Former Wyoming Cop Charged With Aggravated Child Abuse
Documents recently filed in Natrona County District Court allege that a Casper man and former Wyoming sheriff's deputy abused an infant so severely that the child had to be airlifted to a hospital in Denver due to life-threatening injuries.
Jarrett Gage Vargas is charged with a count each of child abuse and aggravated child abuse. If convicted, he could face more than two decades behind bars.

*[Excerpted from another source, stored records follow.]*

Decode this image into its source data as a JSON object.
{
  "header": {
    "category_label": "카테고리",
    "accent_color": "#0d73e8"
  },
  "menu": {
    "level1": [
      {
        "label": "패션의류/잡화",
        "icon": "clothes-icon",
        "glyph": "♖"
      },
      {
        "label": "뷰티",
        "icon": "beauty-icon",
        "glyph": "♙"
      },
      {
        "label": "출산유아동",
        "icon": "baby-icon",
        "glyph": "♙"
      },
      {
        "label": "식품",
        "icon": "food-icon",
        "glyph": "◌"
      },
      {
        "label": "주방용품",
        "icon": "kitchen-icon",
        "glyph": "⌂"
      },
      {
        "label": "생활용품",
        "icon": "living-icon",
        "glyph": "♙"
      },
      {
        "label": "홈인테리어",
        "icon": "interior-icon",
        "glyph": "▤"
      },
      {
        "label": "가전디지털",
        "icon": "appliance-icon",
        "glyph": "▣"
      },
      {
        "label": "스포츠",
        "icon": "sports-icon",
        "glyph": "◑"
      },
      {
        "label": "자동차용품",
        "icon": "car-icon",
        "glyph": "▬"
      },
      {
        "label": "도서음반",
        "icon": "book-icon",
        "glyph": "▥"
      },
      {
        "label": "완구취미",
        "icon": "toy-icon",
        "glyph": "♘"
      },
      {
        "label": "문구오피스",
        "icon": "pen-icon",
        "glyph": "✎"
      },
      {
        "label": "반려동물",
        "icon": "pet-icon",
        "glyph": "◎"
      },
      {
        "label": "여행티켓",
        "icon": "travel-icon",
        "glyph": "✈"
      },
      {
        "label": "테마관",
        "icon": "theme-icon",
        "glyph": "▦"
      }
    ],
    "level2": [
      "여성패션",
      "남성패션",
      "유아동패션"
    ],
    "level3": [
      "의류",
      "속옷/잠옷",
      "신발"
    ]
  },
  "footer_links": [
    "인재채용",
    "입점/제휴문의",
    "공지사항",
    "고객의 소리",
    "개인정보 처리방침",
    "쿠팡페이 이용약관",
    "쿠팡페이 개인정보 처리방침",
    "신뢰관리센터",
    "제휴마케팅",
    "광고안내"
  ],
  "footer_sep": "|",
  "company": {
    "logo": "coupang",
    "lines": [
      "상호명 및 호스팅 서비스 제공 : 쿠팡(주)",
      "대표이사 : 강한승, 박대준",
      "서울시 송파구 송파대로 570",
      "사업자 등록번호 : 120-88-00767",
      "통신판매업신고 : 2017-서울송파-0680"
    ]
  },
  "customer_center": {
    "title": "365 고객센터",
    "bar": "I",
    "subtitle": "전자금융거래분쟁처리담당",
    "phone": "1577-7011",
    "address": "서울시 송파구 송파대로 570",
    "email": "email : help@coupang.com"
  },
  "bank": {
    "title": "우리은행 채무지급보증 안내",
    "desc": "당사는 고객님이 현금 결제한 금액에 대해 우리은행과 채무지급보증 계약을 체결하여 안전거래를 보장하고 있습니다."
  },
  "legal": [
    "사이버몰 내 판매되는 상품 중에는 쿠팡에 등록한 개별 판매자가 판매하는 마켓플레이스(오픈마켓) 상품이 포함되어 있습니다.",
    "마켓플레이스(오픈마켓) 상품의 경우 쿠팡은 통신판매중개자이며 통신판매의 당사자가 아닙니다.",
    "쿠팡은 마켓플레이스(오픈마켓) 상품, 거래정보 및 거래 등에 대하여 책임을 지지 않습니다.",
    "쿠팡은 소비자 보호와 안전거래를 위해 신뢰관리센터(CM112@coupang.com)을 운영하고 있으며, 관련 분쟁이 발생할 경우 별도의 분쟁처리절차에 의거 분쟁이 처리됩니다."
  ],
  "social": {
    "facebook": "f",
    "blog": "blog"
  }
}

Vargas served as a sheriff's deputy in Fremont County, the sheriff's office there told K2 Radio News.
He has not had an opportunity to enter pleas to the charges.
According to an affidavit of probable cause, police were called to investigate after a baby born in 2021 was taken to the hospital and being treated. The affidavit states the infant was suffering from a subdural hematoma.
The infant was flown to Denver Children's hospital, court documents state.
According to the affidavit, the baby suffered a seizure prior to being taken to the hospital in Casper.
Court documents allege that the doctor who treated the infant told investigators that the baby's injuries were consistent with being shaken. The child also displayed an older brain injury that was beginning to heal.
According to court documents, the doctor told investigators that the child's injuries were life-threatening
The affidavit states Vargas told investigators that he used to be a sheriff's deputy in Fremont County and worked in the detention center and as a patrol deputy.
Vargas reportedly told investigators that he was becoming tired and frustrated with being a foster parent. Court documents state that he told investigators it constantly seemed there were babies in his house.
Asked how the infant suffered the injuries, Vargas reportedly told investigators that he picked the child up from a swing and "aggressively shook him" and continued to shake the baby as he carried him to a bedroom.
The affidavit states Vargas demonstrated how he shook the infant with a doll. He reportedly told investigators he did so to get the child to stop moving his head around.